After 12 years as the Gopher Women’s Basketball Head Coach, Pam Borton was fired this past Friday.
The announcement reportedly came the day after the Gophers’ 70 – 62 NIT loss to the Jackrabbits of South Dakota State University last Thursday.
Borton, 48, finished her tenure with an overall record of (236 – 152) — however, her greatest success with the Gophers occurred in her first few years with the program.
In her first three seasons as the head coach of the Gophers, Borton lead the team to two Sweet Sixteen appearances (in 2003 and 2005) and a memorable Final Four run in 2004. That particular team featured standouts Lindsay Whalen and Janel McCarville, and caused scores of Minnesota sports fans to pay close attention to the team for the first time in years.

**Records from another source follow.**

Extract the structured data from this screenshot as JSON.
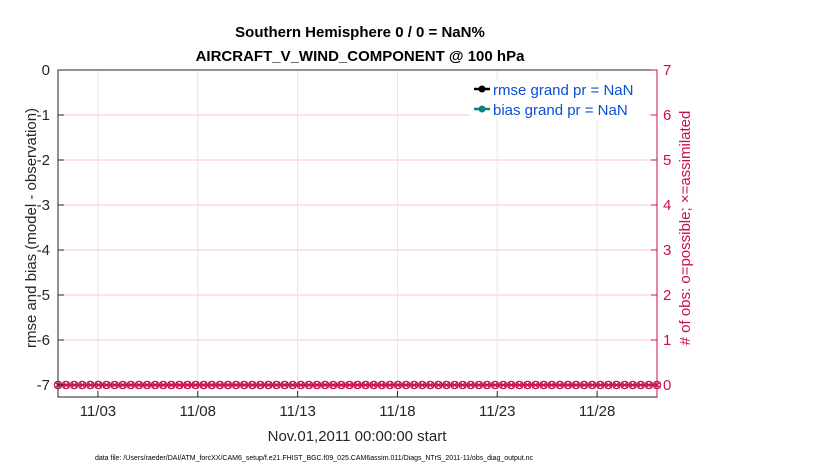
{
  "chart_data": {
    "type": "line",
    "title": [
      "Southern Hemisphere 0 / 0 = NaN%",
      "AIRCRAFT_V_WIND_COMPONENT @ 100 hPa"
    ],
    "xlabel": "Nov.01,2011 00:00:00 start",
    "ylabel_left": "rmse and bias (model - observation)",
    "ylabel_right": "# of obs: o=possible; ×=assimilated",
    "ylim_left": [
      -7,
      0
    ],
    "ylim_right": [
      0,
      7
    ],
    "yticks_left": [
      "0",
      "-1",
      "-2",
      "-3",
      "-4",
      "-5",
      "-6",
      "-7"
    ],
    "yticks_right": [
      "7",
      "6",
      "5",
      "4",
      "3",
      "2",
      "1",
      "0"
    ],
    "x_range_days": [
      1,
      31
    ],
    "xticks": [
      {
        "day": 3,
        "label": "11/03"
      },
      {
        "day": 8,
        "label": "11/08"
      },
      {
        "day": 13,
        "label": "11/13"
      },
      {
        "day": 18,
        "label": "11/18"
      },
      {
        "day": 23,
        "label": "11/23"
      },
      {
        "day": 28,
        "label": "11/28"
      }
    ],
    "grid": true,
    "legend_position": "top-right",
    "series": [
      {
        "name": "rmse grand pr = NaN",
        "color": "#000000",
        "values": []
      },
      {
        "name": "bias grand pr = NaN",
        "color": "#0f7f7f",
        "values": []
      },
      {
        "name": "",
        "color": "#c8104f",
        "axis": "right",
        "marker": "o",
        "x_start": 1,
        "x_end": 31,
        "value": 0
      },
      {
        "name": "",
        "color": "#c8104f",
        "axis": "right",
        "marker": "x",
        "x_start": 1,
        "x_end": 31,
        "value": 0
      }
    ],
    "footnote": "data file: /Users/raeder/DAI/ATM_forcXX/CAM6_setup/f.e21.FHIST_BGC.f09_025.CAM6assim.011/Diags_NTrS_2011-11/obs_diag_output.nc"
  },
  "colors": {
    "right_axis": "#c8104f",
    "legend_text": "#0a4fd6",
    "grid": "#e6e6e6",
    "right_grid": "#f5c9d6"
  }
}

Since 2005, the results have been less than impressive for the Gopher women — they’ve made it into the NCAA Tournament just three times in eight years, failing to advance past the second round each time (they lost in their opening game twice). In fact, since the 2010 season, the Gophers have not received an invitation back to the women’s 64-team “Big Dance.”
In addition — and related — to their slumping performance on the court, the decision to part ways with Borton may be tied to the decline in Gopher women’s ticket sales. At the height of their success under Borton — in 2003-2004 — the Gophers drew an average of over 9,700 fans per game to Williams Arena. In contrast, average attendance was under 3,200 per game this season.
Borton was under contract through the 2015-2016 season and will receive a $335,000 buyout.
Former Gopher player Kelly Roysland, who has been an assistant under Borton for the last four years will take over as acting head coach during the search for a permanent replacement.
University of Minnesota Athletic Director Norwood Teague sounded optimistic about the the future prospects of the team under the direction of a new coach,
“This is a golden opportunity for a coach. This program has succeeded in the past. We’ve proven we can win. We have unbelievable support… We’re going to have a lot of people interested in this job. I’m looking forward to the candidate pool being very strong. And we’re going to get somebody terrific.’’
Despite failing to live up to the high bar she set back during the ‘Whalen/McCarville Era’ in more recent years, Pam Borton’s shoes may be tough to fill.
Borton has arguably been the most successful overall coach in University of Minnesota Women’s Basketball history. Her 236 career wins as head coach place her atop the Gophers’ all-time list, and she lead the maroon and gold to six of their eight total NCAA Tournament appearances since the program’s inception.